Against these, companies like Toyota, Honda, and Porsche retain physical controls, leaning into reliability, familiarity, and tradition. It’s striking that this conservative approach, which Hyundai has returned to, is shared by both mass-market and luxury brands: the value in maintaining proven interface designs is not limited to a single target market.

We Have to Go Back

I sympathize with Tesla and Rivian’s desire to put touchscreens in their cars. Upon buying my own Model 3, I immediately fell in love with the vehicle’s navigation system: thanks to the Tesla’s large touchscreen, it’s easy to operate, and has dramatically improved my driving experience.

But I note that I tend to set up navigation for my trip at the beginning of my trip, before putting the car in motion.

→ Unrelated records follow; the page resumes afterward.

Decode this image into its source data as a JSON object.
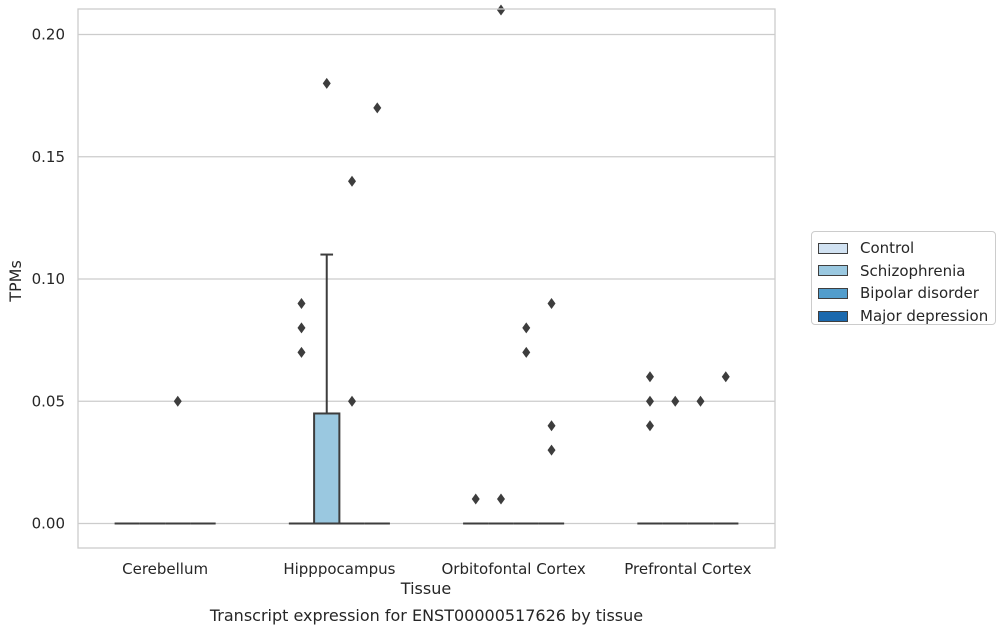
{
  "chart_data": {
    "type": "box",
    "caption": "Transcript expression for ENST00000517626 by tissue",
    "xlabel": "Tissue",
    "ylabel": "TPMs",
    "ylim": [
      -0.01,
      0.22
    ],
    "yticks": [
      "0.00",
      "0.05",
      "0.10",
      "0.15",
      "0.20"
    ],
    "ytick_values": [
      0,
      0.05,
      0.1,
      0.15,
      0.2
    ],
    "grid": true,
    "legend_position": "right",
    "categories": [
      "Cerebellum",
      "Hipppocampus",
      "Orbitofontal Cortex",
      "Prefrontal Cortex"
    ],
    "series": [
      {
        "name": "Control",
        "color": "#d1e2f2"
      },
      {
        "name": "Schizophrenia",
        "color": "#9ac8e0"
      },
      {
        "name": "Bipolar disorder",
        "color": "#529dcc"
      },
      {
        "name": "Major depression",
        "color": "#1b69ae"
      }
    ],
    "boxes": [
      {
        "category": "Cerebellum",
        "series": "Control",
        "q1": 0,
        "median": 0,
        "q3": 0,
        "whisker_low": 0,
        "whisker_high": 0,
        "outliers": []
      },
      {
        "category": "Cerebellum",
        "series": "Schizophrenia",
        "q1": 0,
        "median": 0,
        "q3": 0,
        "whisker_low": 0,
        "whisker_high": 0,
        "outliers": []
      },
      {
        "category": "Cerebellum",
        "series": "Bipolar disorder",
        "q1": 0,
        "median": 0,
        "q3": 0,
        "whisker_low": 0,
        "whisker_high": 0,
        "outliers": [
          0.05
        ]
      },
      {
        "category": "Cerebellum",
        "series": "Major depression",
        "q1": 0,
        "median": 0,
        "q3": 0,
        "whisker_low": 0,
        "whisker_high": 0,
        "outliers": []
      },
      {
        "category": "Hipppocampus",
        "series": "Control",
        "q1": 0,
        "median": 0,
        "q3": 0,
        "whisker_low": 0,
        "whisker_high": 0,
        "outliers": [
          0.07,
          0.08,
          0.09
        ]
      },
      {
        "category": "Hipppocampus",
        "series": "Schizophrenia",
        "q1": 0,
        "median": 0,
        "q3": 0.045,
        "whisker_low": 0,
        "whisker_high": 0.11,
        "outliers": [
          0.18
        ]
      },
      {
        "category": "Hipppocampus",
        "series": "Bipolar disorder",
        "q1": 0,
        "median": 0,
        "q3": 0,
        "whisker_low": 0,
        "whisker_high": 0,
        "outliers": [
          0.05,
          0.14
        ]
      },
      {
        "category": "Hipppocampus",
        "series": "Major depression",
        "q1": 0,
        "median": 0,
        "q3": 0,
        "whisker_low": 0,
        "whisker_high": 0,
        "outliers": [
          0.17
        ]
      },
      {
        "category": "Orbitofontal Cortex",
        "series": "Control",
        "q1": 0,
        "median": 0,
        "q3": 0,
        "whisker_low": 0,
        "whisker_high": 0,
        "outliers": [
          0.01
        ]
      },
      {
        "category": "Orbitofontal Cortex",
        "series": "Schizophrenia",
        "q1": 0,
        "median": 0,
        "q3": 0,
        "whisker_low": 0,
        "whisker_high": 0,
        "outliers": [
          0.01,
          0.21
        ]
      },
      {
        "category": "Orbitofontal Cortex",
        "series": "Bipolar disorder",
        "q1": 0,
        "median": 0,
        "q3": 0,
        "whisker_low": 0,
        "whisker_high": 0,
        "outliers": [
          0.07,
          0.08
        ]
      },
      {
        "category": "Orbitofontal Cortex",
        "series": "Major depression",
        "q1": 0,
        "median": 0,
        "q3": 0,
        "whisker_low": 0,
        "whisker_high": 0,
        "outliers": [
          0.03,
          0.04,
          0.09
        ]
      },
      {
        "category": "Prefrontal Cortex",
        "series": "Control",
        "q1": 0,
        "median": 0,
        "q3": 0,
        "whisker_low": 0,
        "whisker_high": 0,
        "outliers": [
          0.04,
          0.05,
          0.06
        ]
      },
      {
        "category": "Prefrontal Cortex",
        "series": "Schizophrenia",
        "q1": 0,
        "median": 0,
        "q3": 0,
        "whisker_low": 0,
        "whisker_high": 0,
        "outliers": [
          0.05
        ]
      },
      {
        "category": "Prefrontal Cortex",
        "series": "Bipolar disorder",
        "q1": 0,
        "median": 0,
        "q3": 0,
        "whisker_low": 0,
        "whisker_high": 0,
        "outliers": [
          0.05
        ]
      },
      {
        "category": "Prefrontal Cortex",
        "series": "Major depression",
        "q1": 0,
        "median": 0,
        "q3": 0,
        "whisker_low": 0,
        "whisker_high": 0,
        "outliers": [
          0.06
        ]
      }
    ]
  }
}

That makes the touchscreen the right tool for that job. It excels at it, as well as giving me other valuable information, like the current charge in the battery, or the PSI of my tires, and more. But I’m glad that, for my model at least, I don’t need to rely on the screen for core driving functions where safety is paramount. The fact that other automakers are shifting, loudly and proudly, back toward physical controls for critical functions suggests that they, and their markets, understand this.

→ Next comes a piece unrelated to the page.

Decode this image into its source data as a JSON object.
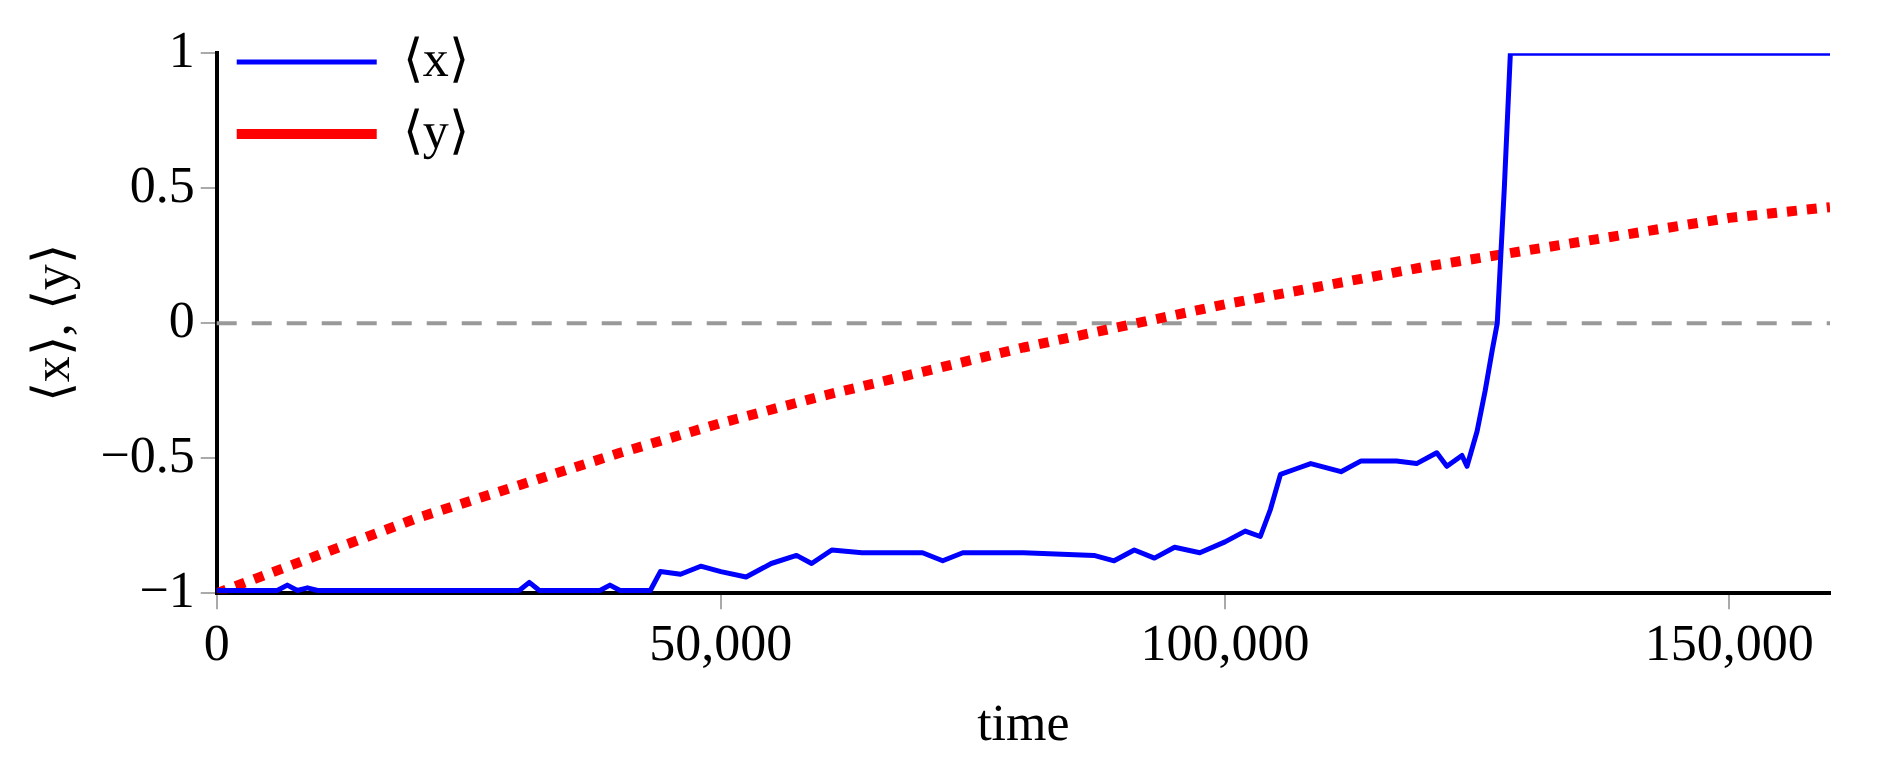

One day we’ll have privately-owned vehicles that won’t need a human interface for driving, or other safety functions, at all. (Though I’m not as confident as some are that that day is near at hand.) When cars can drive themselves, we’ll all be better off, because such cars will be safer drivers than humans are. Until that day comes, we human drivers need controls we can find without looking and operate without thinking. And, however retro and uncool they may be, that means analog controls.